A Bernsteinian Analysis of the Integration of Natural Resource Management in the Curriculum of a Rural Disadvantaged School

  • Y Nsubuga


Knowledge integration is one of the key principles that underpin curriculum reform in post-apartheid South Africa. One form of teacher support that has been adopted in South Africa is to provide schools throughout the country with samples of pedagogic texts such as curriculum documents and examination exemplars to act as guidelines to teachers as they implement this new curriculum requirement. In the isolated and under-resourced rural schools of South Africa, these texts are the main form of curriculum guidance to teachers. Hence the knowledge integration principles and messages conveyed within these texts are of crucial importance.

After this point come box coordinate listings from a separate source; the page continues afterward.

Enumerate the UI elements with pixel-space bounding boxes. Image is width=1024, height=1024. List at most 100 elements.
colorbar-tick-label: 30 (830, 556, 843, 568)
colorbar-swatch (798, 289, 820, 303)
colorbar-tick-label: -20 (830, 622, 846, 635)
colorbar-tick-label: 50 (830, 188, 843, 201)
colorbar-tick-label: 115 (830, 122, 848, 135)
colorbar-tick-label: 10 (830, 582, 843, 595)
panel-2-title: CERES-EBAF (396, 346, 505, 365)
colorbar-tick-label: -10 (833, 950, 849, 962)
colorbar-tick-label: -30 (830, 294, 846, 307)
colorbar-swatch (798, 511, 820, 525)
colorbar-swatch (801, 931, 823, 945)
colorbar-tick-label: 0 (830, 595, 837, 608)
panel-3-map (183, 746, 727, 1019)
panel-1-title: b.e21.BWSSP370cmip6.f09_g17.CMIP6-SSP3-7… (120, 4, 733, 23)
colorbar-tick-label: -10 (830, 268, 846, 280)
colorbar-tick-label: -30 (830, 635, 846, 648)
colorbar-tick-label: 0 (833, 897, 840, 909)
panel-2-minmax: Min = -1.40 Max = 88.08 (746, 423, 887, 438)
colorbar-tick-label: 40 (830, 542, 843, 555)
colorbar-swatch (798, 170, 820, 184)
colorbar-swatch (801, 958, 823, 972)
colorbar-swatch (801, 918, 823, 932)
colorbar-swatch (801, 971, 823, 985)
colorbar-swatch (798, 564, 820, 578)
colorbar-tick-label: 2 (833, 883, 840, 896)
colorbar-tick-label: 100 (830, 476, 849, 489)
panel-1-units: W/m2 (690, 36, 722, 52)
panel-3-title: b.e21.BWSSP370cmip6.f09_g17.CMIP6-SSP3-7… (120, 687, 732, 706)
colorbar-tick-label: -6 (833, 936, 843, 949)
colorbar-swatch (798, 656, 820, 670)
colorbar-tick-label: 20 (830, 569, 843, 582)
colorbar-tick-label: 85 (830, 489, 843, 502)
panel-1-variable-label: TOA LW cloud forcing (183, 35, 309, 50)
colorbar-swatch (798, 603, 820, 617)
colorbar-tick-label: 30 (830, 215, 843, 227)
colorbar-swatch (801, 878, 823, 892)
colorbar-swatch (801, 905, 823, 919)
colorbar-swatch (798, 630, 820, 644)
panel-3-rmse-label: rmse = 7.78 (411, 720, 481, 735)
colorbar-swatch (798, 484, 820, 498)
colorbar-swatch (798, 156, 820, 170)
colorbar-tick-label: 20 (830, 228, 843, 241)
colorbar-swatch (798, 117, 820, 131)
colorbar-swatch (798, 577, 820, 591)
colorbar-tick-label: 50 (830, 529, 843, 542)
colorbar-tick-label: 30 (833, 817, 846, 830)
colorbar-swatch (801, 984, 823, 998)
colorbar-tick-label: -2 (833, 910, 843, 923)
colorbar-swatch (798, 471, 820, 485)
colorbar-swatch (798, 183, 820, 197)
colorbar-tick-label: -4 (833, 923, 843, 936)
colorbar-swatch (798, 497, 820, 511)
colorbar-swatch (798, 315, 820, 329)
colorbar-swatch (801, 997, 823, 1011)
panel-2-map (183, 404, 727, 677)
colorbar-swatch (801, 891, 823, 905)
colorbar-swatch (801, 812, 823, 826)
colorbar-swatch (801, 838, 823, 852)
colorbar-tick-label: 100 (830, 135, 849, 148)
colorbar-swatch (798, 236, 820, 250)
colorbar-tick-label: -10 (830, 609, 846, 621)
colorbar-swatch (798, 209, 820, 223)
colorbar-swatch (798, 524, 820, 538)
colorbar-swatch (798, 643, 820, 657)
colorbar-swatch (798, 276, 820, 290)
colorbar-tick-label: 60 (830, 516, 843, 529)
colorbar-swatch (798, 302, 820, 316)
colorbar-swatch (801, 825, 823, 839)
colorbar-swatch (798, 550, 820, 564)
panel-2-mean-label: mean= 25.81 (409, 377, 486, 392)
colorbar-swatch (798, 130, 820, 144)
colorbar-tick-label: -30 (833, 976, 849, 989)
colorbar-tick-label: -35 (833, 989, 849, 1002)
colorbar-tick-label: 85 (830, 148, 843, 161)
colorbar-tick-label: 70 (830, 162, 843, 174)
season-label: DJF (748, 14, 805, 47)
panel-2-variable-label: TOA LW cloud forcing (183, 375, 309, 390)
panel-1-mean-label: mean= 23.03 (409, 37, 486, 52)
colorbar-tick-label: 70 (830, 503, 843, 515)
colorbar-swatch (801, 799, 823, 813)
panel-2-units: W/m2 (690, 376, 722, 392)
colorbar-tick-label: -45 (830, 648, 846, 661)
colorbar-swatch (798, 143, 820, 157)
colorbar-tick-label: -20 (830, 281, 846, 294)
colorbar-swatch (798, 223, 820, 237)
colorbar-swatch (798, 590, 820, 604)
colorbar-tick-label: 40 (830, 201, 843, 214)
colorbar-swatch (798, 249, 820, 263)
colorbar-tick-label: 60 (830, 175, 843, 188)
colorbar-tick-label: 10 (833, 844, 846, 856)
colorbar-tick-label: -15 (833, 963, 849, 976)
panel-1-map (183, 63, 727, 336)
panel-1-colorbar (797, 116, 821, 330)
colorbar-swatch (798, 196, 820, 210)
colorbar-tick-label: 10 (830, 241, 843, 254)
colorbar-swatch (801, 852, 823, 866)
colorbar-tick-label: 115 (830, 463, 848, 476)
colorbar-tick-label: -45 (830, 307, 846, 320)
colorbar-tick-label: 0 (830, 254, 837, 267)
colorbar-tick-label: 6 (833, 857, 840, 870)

One contributory factor to the lack of information on knowledge integration at rural underresourced schools is the lack of simple and effective research tools by which to analyse and compare the extent of knowledge integration within pedagogic texts and classroom practices. This article reports on a Bernstein informed analysis that was carried out on three different Grade 10 Life Sciences pedagogic texts in order to assess the extent to which they integrate natural resource management (NRM). The study involved the construction of two indicator frameworks as the research tools with which the analysis was conducted. Results from the analysis showed that although the official Grade 10 Life Sciences pedagogic texts contained very high levels of NRM integration, this was not the case for the Grade 10 Life Sciences text that was produced at the school level. The study provides useful insight into curriculum recontextualisation at a rural under-resourced school through the lens of NRM integration within the Grade 10 Life Sciences pedagogic texts. Such insight has the potential to contribute to better curriculum design and implementation strategies to service schools. This will hopefully help to narrow the gap that currently exists between the official and enacted curricula.